I had to consciously resist the urge to shake my head and sigh. Jumpers.

"So, how have you been?" Max asked.

"The same as I was when you left less than a year ago," she said with a snort. "It's not like I've been going on any crazy adventures without you."

"You know, if you want, you could probably join back up."

"I only just left!"

He shrugged. "You've got a whole decade."

"I'll think about it. The adventure was nice, but I like peace and quiet, too. Didn't get any of that back home. Never would have, without you stirring things up." Sarah sighed and stretched out on the chair, resting her hands behind her head. "David, Art, Rita, Mordin, Me… you really make a habit of rescuing 'doomed' characters, don't you?"

Max chuckled. "I guess I do; I picked up a couple more since then, too. I think… a lot of stories focus on the moments where the best people fall. Or at least the most likable people. If I have a chance to intervene, why wouldn't I?"

"Hey, I'm not complaining. I got a whole extra lifetime from you and then some." She reached up and lowered her sunglasses just enough to eye us over the rim. "If you weren't such a powerhouse, I'd sign back up just to make sure I settled that debt."

"What do my powers have to do with anything?"

She grinned. "You don't need my help, is what.
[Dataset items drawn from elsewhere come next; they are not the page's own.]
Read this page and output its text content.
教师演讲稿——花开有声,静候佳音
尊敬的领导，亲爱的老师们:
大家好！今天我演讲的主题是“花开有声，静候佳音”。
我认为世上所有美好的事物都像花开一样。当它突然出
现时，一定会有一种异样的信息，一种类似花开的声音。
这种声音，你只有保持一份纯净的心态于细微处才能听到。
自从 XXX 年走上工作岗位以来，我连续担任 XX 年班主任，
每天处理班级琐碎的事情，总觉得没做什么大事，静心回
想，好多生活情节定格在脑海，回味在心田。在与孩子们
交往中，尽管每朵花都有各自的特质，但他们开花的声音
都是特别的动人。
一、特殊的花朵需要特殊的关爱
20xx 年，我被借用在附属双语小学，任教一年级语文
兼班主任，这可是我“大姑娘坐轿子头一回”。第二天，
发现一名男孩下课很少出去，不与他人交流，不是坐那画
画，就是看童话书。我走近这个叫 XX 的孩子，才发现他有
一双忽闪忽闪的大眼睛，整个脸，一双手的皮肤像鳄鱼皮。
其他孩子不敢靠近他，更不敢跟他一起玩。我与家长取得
You got yourself another psychic to help out around the place, right?"

"Yeah," Max said.

"Where is Diana, anyway?"

"Visiting family." They shared a laugh at a joke I didn't get.

"One moment," Max said, digging a personal communicator out of his pocket. "Ah, that's my cue." He stood up and turned back to Sarah. "I'll be around for the rest of the decade, so don't be a stranger, okay?"

"See ya later, space cowboy," she said, shooting a couple finger guns his way. Max rolled his eyes, but he was smiling as he walked away, waving goodbye over his shoulder.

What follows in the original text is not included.